Among the raft of measures unveiled by Mr Reed was a long-called-for extension of the seasonal worker visa programme by five years to boost profits for farmers.
He also announced £30m to increase payment rates in higher-level stewardship schemes, new requirements for government catering contracts to back British produce and a multimillion-pound investment in technology strengthening controls on animal disease and protecting farmers in trade deals.
‘You must correct this urgently’
But the announcements were overshadowed by palpable anger at the inheritance tax policy, which NFU President Tom Bradshaw branded “cruel” and “morally wrong”.
He said older farmers “are now facing that very real dilemma that unless they die before April 2026, their families will face a family farm tax they simply cannot afford to pay”.
“What a cruel position to put elderly people in by no way of warning, by way of a broken promise,” he added.
“Government, you must correct this urgently.”

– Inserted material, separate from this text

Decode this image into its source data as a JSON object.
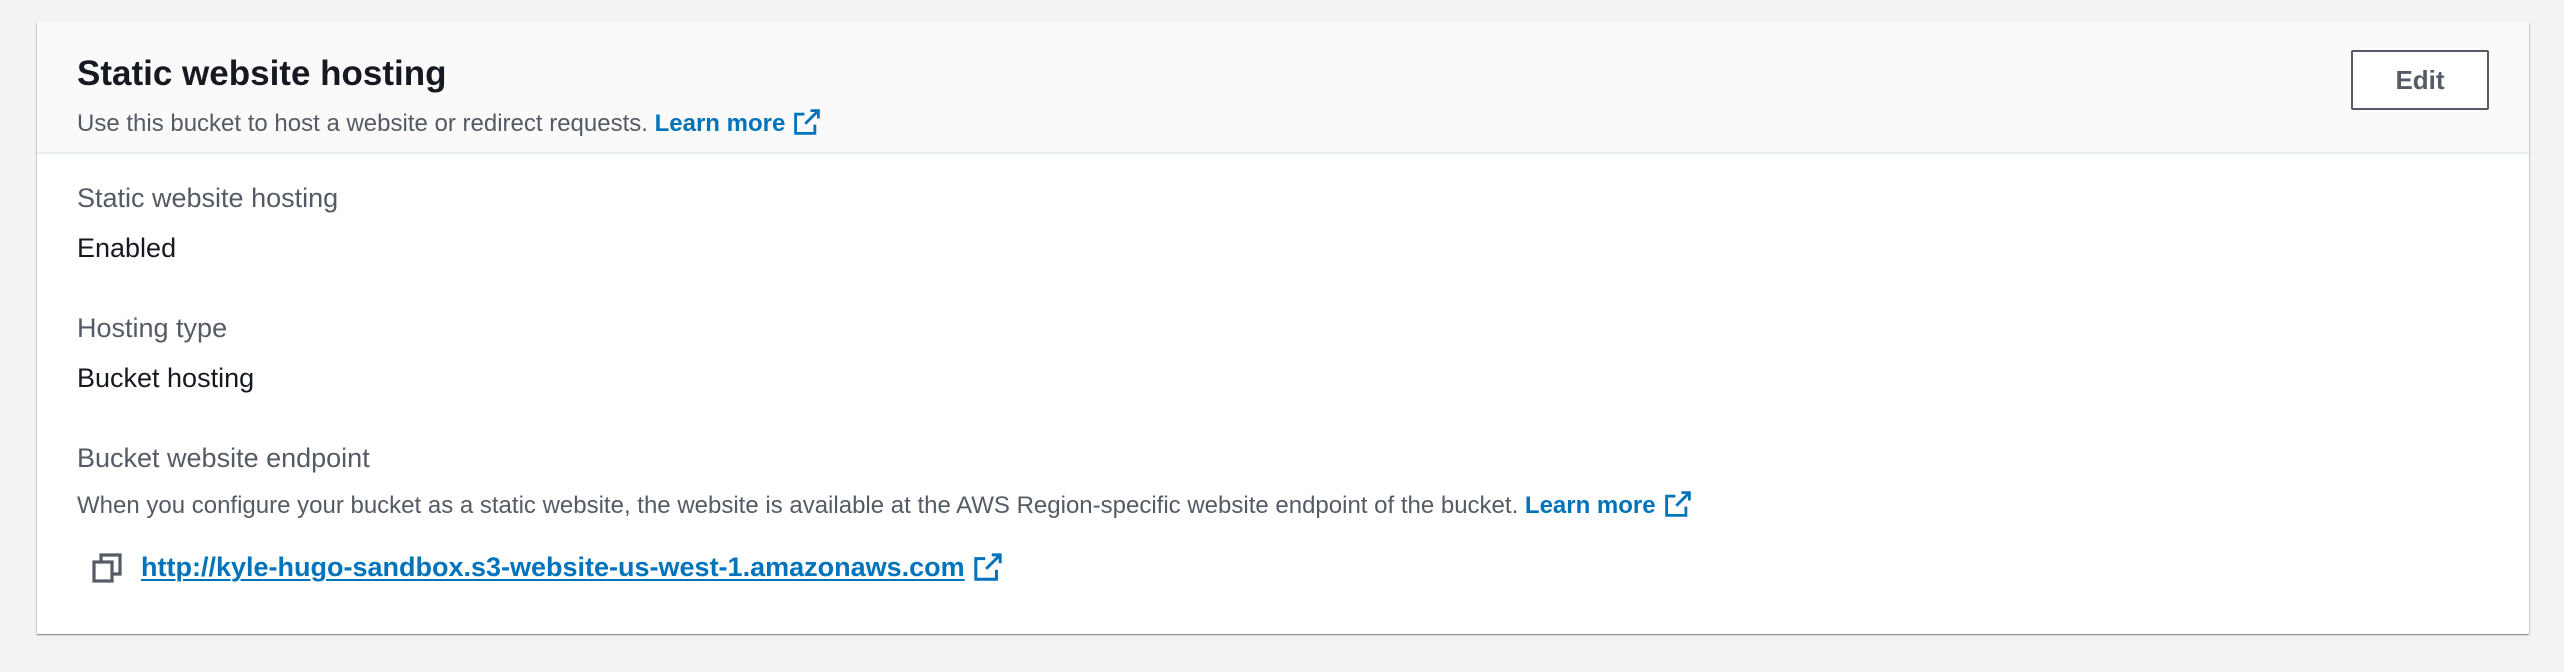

Those in favour of the change say it will significantly reduce the use of agricultural property for large-scale tax avoidance, ensure a closer relationship between the agricultural and market values of land, and create a greater diversity of land ownership.
But the move has been condemned by farmers who have staged a series of protests in Westminster over the policy, which they fear will put small farms out of business.
After his speech to the NFU conference, the environment secretary was heckled and repeatedly challenged in a question-and-answer session over farmers who questioned whether the best tax planning would be to die before the inheritance tax changes came into effect,
“I’m really sorry about the individual circumstances, but it’s very difficult for the secretary of state to comment on individual circumstances,” he said.
He pointed to the financial “black hole” the government inherited from the previous Conservative government and highlighted the need to stabilise the economy.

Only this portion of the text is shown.